Not my best ever blended family travel set-up: insulting my child’s in-laws with a holiday on Alabama’s Gulf Coast. Blended families are supposed to consider the feelings of all the layers of players, or at least that’s my philosophy after 33 years as a traveling mom of two and step mom of four.
Orange Beach was the spot, along the Coastal Scenic Byway. Diverse ecosystems for a diverse blended family.
This national byway has 130 miles of maritime forest, marshes and bogs, the Gulf beaches, crystal white sand and, of course, thoughts about the oil spill. All that and you’d think I could have landed in a neutral spot.
Here’s the problem: My 31-year old son Andrew married into a gregarious, generous family five years ago (or was it four? There are lots of us and the dates are challenging).
Those in-laws of his, Linda and Jerry, have a condo or two at Orange Beach, Alabama and often extend invitations to visit. Theirs are the sincere, we-mean-it kind of invites. I haven’t accepted any yet, for no good reason, and then I made the tactical error of Facebooking that I’m looking at carnivorous white-topped pitched plants near Orange Beach.
Blew my cover without even thinking about having one. Good grief. Here I was with husband G. W. Tibbetts in the very place we’d been invited to share. If only we had gone a week earlier, togetherness would have been the blended family beach mantra.
The condo-owning in-laws were there and so were son Andrew, daughter-in-law Lisa and granddaughter Mattie Jewell. Also Jerry and Linda’s other daughter and granddaughter.
Harmony instead of me feeling a bit like the little pig who headed alone to pick apples and avoid the wolf. Guess I’ll think about this anytime I read that story to the grandchildren and great-grandchildren.
My travel in search of stories does include parts of the family some of the time. Other times, I’m gathering ideas to share with our various generations, and the ways we can relate.
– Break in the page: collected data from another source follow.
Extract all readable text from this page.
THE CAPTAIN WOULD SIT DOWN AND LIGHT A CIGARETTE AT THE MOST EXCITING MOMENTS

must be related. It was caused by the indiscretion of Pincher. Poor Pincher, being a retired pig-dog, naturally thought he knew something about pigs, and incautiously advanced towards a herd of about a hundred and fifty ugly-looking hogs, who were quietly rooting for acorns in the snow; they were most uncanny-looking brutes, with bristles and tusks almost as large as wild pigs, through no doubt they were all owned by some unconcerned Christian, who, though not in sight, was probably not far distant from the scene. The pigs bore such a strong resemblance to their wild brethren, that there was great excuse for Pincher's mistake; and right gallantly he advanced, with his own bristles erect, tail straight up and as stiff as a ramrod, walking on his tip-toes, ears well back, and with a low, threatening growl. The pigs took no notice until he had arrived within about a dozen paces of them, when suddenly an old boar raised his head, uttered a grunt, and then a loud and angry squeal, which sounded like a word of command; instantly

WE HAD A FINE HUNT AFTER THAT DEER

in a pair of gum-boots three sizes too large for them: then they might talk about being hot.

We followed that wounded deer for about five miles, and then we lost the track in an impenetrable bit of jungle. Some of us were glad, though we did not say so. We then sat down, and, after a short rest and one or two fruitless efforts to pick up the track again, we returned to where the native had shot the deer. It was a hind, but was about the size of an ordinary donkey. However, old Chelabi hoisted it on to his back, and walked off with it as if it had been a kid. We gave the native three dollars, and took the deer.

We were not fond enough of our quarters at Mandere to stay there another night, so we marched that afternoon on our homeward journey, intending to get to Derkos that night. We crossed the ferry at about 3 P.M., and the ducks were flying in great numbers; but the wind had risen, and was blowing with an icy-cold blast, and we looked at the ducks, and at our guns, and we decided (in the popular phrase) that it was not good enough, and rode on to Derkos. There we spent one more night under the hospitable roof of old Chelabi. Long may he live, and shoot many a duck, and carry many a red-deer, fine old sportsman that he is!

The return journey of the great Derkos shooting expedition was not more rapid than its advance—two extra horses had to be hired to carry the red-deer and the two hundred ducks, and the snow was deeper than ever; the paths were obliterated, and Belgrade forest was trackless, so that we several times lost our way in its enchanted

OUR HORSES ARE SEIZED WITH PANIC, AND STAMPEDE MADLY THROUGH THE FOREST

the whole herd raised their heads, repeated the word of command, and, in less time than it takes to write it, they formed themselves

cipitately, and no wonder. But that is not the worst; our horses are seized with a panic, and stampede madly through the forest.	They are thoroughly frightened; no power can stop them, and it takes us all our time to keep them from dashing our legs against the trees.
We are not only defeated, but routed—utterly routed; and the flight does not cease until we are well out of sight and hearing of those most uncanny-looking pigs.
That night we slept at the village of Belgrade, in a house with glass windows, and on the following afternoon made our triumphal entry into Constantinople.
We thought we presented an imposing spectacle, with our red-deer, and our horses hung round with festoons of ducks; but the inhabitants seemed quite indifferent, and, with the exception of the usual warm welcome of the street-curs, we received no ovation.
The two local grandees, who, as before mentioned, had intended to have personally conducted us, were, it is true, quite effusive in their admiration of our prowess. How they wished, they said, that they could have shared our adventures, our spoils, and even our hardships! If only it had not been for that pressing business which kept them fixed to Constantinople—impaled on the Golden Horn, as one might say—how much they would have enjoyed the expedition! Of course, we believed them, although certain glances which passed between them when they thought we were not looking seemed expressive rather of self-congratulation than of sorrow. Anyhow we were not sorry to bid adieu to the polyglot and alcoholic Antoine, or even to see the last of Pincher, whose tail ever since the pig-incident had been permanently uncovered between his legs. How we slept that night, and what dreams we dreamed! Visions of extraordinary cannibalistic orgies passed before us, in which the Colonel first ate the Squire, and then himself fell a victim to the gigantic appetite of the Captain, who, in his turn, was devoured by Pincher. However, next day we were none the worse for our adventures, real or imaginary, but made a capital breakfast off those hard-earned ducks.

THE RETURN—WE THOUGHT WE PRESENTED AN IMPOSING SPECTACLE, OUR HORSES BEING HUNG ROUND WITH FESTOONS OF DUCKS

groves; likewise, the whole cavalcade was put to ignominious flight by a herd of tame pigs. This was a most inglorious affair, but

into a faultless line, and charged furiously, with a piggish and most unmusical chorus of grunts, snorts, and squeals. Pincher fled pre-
Purpose-driven travel, noticing relationships throughout America, and the world. Feeds my sense of mission looking for “Aha!” moments all the time.
At the Orange Beach Arts Center Hot Shoppe, I wished for granddaughter Mattie and her folks, oh so accessible had I traveled a week earlier. Artist in Residence Sam Cornman was firing glass in his 2,100 degree oven and shaping lovely big fluted vases.
This is the only public access glass blowing studio in Alabama, and perhaps unique in the southeast. I wanted little Mattie to see how it’s done, and maybe be interested in the blown glass pieces in my house.
Artist and audience were focused, saying not a word until the vase was finished.
Then, “Why did you choose to become a glass artist?” was the main question. “Because my grandparents took me often to the glass museum in Corning, New York, where we lived,” declared Sam.
So now I’m musing about my museum going, art-buying grandmothering and its potential. Delighted if I’m nurturing new artists.
Maybe I should invite the in-laws too.
Photo #1 Blended Family Traveling Mom’s son Andrew and granddaughter Mattie Jewell at Orange Beach, Alabama without this grandmother.
Photo #2 Visiting the Alabama Coastal Scenic Byway without any of the family are Blended Family Traveling Mom Christine Tibbetts and husband of 33 years, G. W. Tibbetts
Photo #3 Glassblower Sam Cornman learned to love his craft going to the Corning NY Glass Museum with his grandparents.